Overall, the myth that exhaustive manual review is the most effective—and therefore, the most defensible—approach to document review is strongly refuted. Technology-assisted review can (and does) yield more accurate results than exhaustive manual review, with much lower effort.

But then things go south. Why?

First, because it is always unclear if TAR is a synonym for predictive coding as the cases above illustrate.  And as a further example, in a recent post on Ralph Losey’s blog, E-Discovery Team, a sub-title states, “New First Class Added to the TAR Course,” with the first sentence then stating, “We also added a new class on the historical background of the development of predictive coding.”

Second, because any discussion of TAR involves selecting documents using algorithms. Algorithms. Math. Warning. Warning. Danger Will Robinson. Attorneys react to math the way astronaut David Bowman reacted to HAL in 2001: A Space Odyssey – like it’s trying to kill them.

Want a good example? Take a look at Ralph’s most recent blog about his TAR course.  Great course, extremely comprehensive, tremendous insight into TAR.  But here’s a paragraph from the site:

Ralph misspoke in the video at point 8:39 when he said 95% confidence interval, he meant to say 95% confidence level. The random sample of 1,535 documents created a probability of 95% +/- 2.5%, meaning a 95% confidence level subject to an error range or interval of plus or minus 2.5%.

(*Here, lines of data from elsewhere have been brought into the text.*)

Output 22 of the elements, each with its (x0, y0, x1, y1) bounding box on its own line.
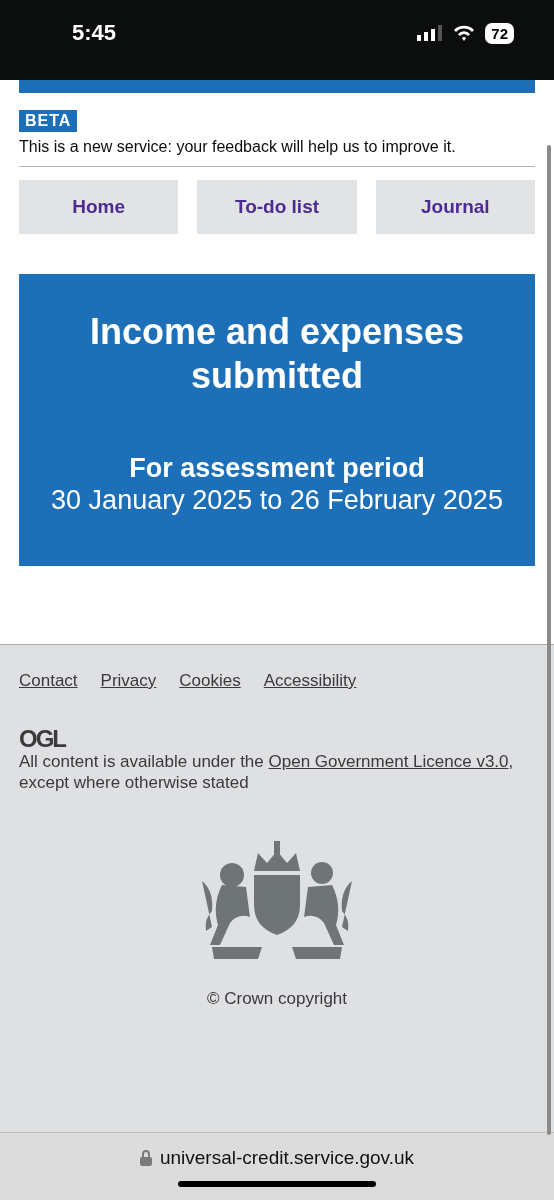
crown-copyright: © Crown copyright (206, 989, 348, 1009)
assessment-period: 30 January 2025 to 26 February 2025 (51, 484, 503, 516)
clock-time: 5:45 (72, 20, 117, 46)
battery-level: 72 (485, 22, 514, 44)
wifi-icon (453, 25, 476, 41)
footer-link[interactable]: Cookies (179, 671, 241, 691)
footer-link[interactable]: Privacy (100, 671, 157, 691)
licence-link[interactable]: Open Government Licence v3.0 (268, 752, 509, 771)
panel-title: Income and expenses submitted (88, 310, 466, 398)
nav-button[interactable]: To-do list (197, 180, 357, 234)
licence-text: All content is available under the Open Government Licence v3.0, except where otherwise stated (19, 751, 515, 793)
nav-button[interactable]: Journal (375, 180, 535, 234)
url-text[interactable]: universal-credit.service.gov.uk (159, 1147, 415, 1169)
footer-link[interactable]: Contact (19, 671, 78, 691)
footer-link[interactable]: Accessibility (263, 671, 357, 691)
signal-icon (417, 25, 444, 41)
ogl-logo: OGL (19, 727, 65, 751)
lock-icon (139, 1150, 152, 1166)
phase-banner-text: This is a new service: your feedback will help us to improve it. (19, 138, 535, 167)
panel-subtitle: For assessment period (129, 452, 425, 484)
nav-button[interactable]: Home (19, 180, 179, 234)
phase-tag: BETA (19, 110, 78, 132)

Gain curves, x-axis vs y-axis, HorvitsThompson estimators, recall rates, prevalence ranges and my personal favorite “word-based tf-idf tokenization strategy.”  All this geek talk makes me yearn for the days of Trover and Replevin.

Third, because we’re talking about a process, not a product. The Wall Street Journal made exactly that point in a 2012 article entitled “Why Hire a Lawyer? Computers are Cheaper.”  Ralph calls it the multi-modal approach: a combination of people and computers to get the best result.

Everyone agrees that manual review is inefficient (the lawyer part), but nobody can agree on what software the lawyers should use and how: the geek part.  And when geeks start disagreeing over technology, that’s when things get uncertain.

So where does this leave us? 

The idea behind predictive coding – that technology can help reduce the cost of eDiscovery – is a great one. But figuring out what pieces of technology to apply at what point in the workflow is not so easy, especially when the experts disagree as to the best methodology.

Remember when Judge Facciola said in the O’Keefe case that areas of technical expertise are where even angels fear to tread? Believe me — the angels are taking a BIG detour around this subject.

My advice?

Before you think about using more advanced technology, use basic tools early on: dedupe, denist, cull by dates, sample by custodians and start with basic search terms that are agreed upon by both sides. Then get an expert to perform more advanced analytics who has legal experience and can explain the procedure to you in simple English.

TAR isn’t a piece of software. It’s a process that can include many different steps, several pieces of software, and many decisions by the litigation team. If you and/or your expert can’t quickly and concisely explain that process to the Court as easy as you can order a waffle cone with one scoop of rocky road, one scoop of chocolate pecan fudge, jimmies and some pineapple sauce, then you may find yourself on the receiving end of a document exchange protocol order drafted by the party who could.